German Wirehaired Pointer

AKC Group: Sporting

Developed at the end of the 19th/beginning of the 20th centuries, the German Wirehaired Pointer is a cross between the German Pointer and several other breeds, believed to be the Wirehaired Griffon, Poodle-Pointer, Foxhound and Bloodhound. The German Wirehaired Pointer is most popular in its native Germany.

Size: 22 to 26 inches high; 60 to 70 pounds

Color: Liver and white. Ears and the head are solid liver. Can have a white blaze.

Life span: 12 to 14 years

Health problems: Hip or elbow dysplasia, thyroid problems, cataracts, epilepsy, entropion, von Willebrand’s Disease.

German Wirehaired Pointers are active, agile, tolerant, obedient dogs that are intelligent. They are quick learners, but may have a stubborn streak or be overly submissive — depending on natural personalities. Early socialization can help with both these temperaments. They love to play and have an excess of energy, so you’ll need to ensure they receive plenty of mental and physical stimulation. If not, the German Wirehaired Pointer will become bored and turn destructive. They like kids, but do best with older children. They tend to be too exuberant for youngsters. If well socialized, they do well with other pets. They may chase strange cats or be aggressive with strange dogs. With strangers, they may be reserved or friendly depending on individual personality. The German Wirehaired Pointer is a determined, protective, dedicated dog.

This breed has a short, close-fitting coat with a harsh texture. The German Wirehaired Pointer is a sturdy, athletic-looking dog with an alert and intelligent expression. They are a seasonal shedder that will require more attention then. Otherwise, brush as needed to keep the coat in good condition.

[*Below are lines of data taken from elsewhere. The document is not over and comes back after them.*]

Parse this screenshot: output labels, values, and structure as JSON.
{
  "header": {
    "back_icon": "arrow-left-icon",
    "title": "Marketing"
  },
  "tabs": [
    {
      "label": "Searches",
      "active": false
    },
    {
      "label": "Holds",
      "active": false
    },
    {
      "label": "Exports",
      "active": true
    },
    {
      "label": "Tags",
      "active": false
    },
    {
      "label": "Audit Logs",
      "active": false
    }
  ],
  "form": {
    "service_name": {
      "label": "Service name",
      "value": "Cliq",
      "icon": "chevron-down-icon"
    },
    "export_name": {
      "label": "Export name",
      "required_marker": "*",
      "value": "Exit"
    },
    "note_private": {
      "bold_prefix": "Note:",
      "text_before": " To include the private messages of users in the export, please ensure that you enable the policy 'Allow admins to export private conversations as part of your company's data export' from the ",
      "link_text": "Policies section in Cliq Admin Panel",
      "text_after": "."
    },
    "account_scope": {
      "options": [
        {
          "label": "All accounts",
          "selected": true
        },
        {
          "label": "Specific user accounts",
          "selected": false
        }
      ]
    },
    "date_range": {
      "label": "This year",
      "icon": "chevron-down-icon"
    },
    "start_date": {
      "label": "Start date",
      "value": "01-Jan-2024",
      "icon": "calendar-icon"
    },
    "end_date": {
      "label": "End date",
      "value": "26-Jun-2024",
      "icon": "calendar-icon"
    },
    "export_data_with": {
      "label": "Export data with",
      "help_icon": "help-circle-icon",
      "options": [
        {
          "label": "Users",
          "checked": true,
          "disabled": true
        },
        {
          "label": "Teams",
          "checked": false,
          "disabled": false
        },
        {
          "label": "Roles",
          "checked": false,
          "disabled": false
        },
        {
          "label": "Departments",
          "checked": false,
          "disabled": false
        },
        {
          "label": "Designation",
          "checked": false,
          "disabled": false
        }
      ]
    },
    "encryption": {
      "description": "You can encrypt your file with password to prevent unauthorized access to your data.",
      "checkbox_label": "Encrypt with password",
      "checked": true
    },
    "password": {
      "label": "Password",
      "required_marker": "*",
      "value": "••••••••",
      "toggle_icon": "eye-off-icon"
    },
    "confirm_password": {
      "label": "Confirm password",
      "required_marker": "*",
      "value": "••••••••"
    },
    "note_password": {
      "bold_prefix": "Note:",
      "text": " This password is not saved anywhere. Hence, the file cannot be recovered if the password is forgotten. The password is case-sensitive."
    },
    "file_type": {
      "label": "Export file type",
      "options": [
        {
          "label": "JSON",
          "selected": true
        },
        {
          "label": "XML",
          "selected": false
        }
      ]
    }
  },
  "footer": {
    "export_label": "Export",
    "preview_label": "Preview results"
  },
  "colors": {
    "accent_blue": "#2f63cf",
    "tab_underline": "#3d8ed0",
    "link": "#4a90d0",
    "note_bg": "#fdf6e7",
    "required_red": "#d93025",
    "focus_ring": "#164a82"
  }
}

The German Wirehaired Pointer requires a consistent, firm trainer from the time they are puppies. The most difficult part of training will be housebreaking. To make it easier for you both, try crate training, so that they can’t go when you’re not looking. They also require frequent access to be able to relieve themselves (until they gain more control which happens naturally as they age). If you can’t provide him with that access, you’ll have to take him out frequently. If that isn’t possible, consider using a litterbox or newspapers. Socialization is another essential area of training. The optimal time to socialize the German Wirehaired Pointer is between 7 weeks to 6 months of age. Get them out to meet people and animals. The more you can expose them to at this stage, the better. Socialization will remain an important lifelong component throughout his entire life span. If you don’t socialize your German Wirehaired Pointer, once he’s an adult, you’ll be stuck with all his bad habits and he’ll never be able to change. German Wirehaired Pointers excel at agility, hunting, tracking or retrieving activities. In fact agility trials are a great way to occupy him mentally and physically.